Paket pack is unbearable slow when there are about hundred of projects to pack.
See original GitHub issuePaket version 4.8.7
We have a solution with a little more than 100 C# projects in it. Some projects are class libraries and a few are “leaf” projects - EXE and WebSites, which use those class libraries.
I want to use “paket pack” to package build output to many NuGet packages with inter-dependencies. Class libraries are usually consumed by multiple “leaf” projects, so I want NuGet packages for those “leaf” projects reference class libraries packages, instead of duplicating binaries in the build drop. For that purpose I placed tiny autogenerated paket.template file to each project folder.
When I run paket.exe pack output nugetFolder include-referenced-projects lock-dependencies
it scans the folder tree in seconds and I see messages “No description was provided for package” for each project. But then it become absolutely quiet (even in verbose mode) and it takes at least half hour (actually I never waited to the end of it). Using Process Monitor I can see that Paket continuously read the same project and template files over and over again. One CPU core is 100% loaded. Nothing is written to the output folder.
What exactly it is doing for so long? Is there anything I can do to make it faster? This sort of kills the whole idea.
Thanks beforehand! Konstantin
Issue Analytics
- State:
- Created 6 years ago
- Comments:20 (20 by maintainers)
Top GitHub Comments
I got in a sticky situation here, because I badly need “paket pack” to work, but I don’t know F# at all and cannot publish original big project as the repro. So what I could do is to profile it myself and when I got some idea I debugged the code and kind of understood what is going on, but I still need somebody with F# background to fix it.
Here is what I think happening:
Imagine solution with 100 projects. First project is independent, second depends on first, third depends on the first two, etc. Each next project depends on all previous.
Problematic code is in
Paket.Core\PaketConfigFiles\ProjectFile.fs, member this.GetAllReferencedProjects()
When it gets invoked for the project N, it reads in all N-1 dependencies and then recursively calls itself on each dependency. Then the process repeats itself for N-2, etc. This means processing time is proportional to factorial of the number of projects! For 100 projects it is 1.0e158! No surprise I cannot get it to completion. Instead each project scanned should cache the results of the scan in the hashtable with the project path as a key. Then each new project would only 1 (one) project scan as all previous projects are already scanned and results available. So when it is done right the algorithm should be linear, instead of N!Who can make it happen, please?
Besides I also noticed that GetAllReferencedProjects is always invoked TWICE for each project, don’t know why. That’s on top of N! Would be nice to remove that duplication too.

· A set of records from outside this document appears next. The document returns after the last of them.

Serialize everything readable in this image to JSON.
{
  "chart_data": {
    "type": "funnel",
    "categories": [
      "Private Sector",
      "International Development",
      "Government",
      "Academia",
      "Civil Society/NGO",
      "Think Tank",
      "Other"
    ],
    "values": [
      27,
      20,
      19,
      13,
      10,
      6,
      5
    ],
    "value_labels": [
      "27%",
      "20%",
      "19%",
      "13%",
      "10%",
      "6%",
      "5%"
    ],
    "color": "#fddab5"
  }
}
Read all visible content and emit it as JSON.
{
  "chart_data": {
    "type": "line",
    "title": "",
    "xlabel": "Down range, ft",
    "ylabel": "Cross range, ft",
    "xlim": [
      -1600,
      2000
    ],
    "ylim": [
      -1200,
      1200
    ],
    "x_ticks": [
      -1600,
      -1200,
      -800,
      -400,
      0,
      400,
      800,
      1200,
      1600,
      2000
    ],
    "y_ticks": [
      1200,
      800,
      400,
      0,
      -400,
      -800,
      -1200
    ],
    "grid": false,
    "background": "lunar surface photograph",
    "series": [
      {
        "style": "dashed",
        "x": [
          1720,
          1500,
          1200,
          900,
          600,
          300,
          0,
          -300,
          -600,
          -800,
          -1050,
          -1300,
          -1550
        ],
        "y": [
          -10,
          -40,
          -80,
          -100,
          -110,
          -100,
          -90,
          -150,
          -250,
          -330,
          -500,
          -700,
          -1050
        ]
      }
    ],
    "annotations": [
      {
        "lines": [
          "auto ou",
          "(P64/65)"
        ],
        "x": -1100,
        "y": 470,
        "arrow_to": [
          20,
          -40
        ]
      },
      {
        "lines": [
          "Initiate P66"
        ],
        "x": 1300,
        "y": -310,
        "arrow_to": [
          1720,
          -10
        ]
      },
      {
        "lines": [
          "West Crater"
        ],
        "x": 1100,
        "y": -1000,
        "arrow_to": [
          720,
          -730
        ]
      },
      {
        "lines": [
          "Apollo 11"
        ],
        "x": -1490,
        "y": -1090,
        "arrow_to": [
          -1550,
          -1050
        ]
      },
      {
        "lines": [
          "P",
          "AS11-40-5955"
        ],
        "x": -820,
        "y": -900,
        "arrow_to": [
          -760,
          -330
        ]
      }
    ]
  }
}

Thank you for your attention!
Congratulations @gerardtoconnor! With the new implementation execution time reduced from eternity to 11 seconds, which is remarkable and definitely more usable! I’m looking forward seeing it released.
One other thing about project scanning process is still not clear. It seems Paket scans folder tree for all files named like “*.*proj” and tries to parse them as projects. In most cases they are indeed projects, but some of them may be very much irrelevant to the currently packed solution and not really referenced from anywhere. In one case it picked up .sqlproj file and stopped because corresponding DLL was not found. But that project does not produce DLL (it produces .dacpac). I wonder how hard would it be to instill some more smartness to Paket and make it not read projects which do not belong to closure of references.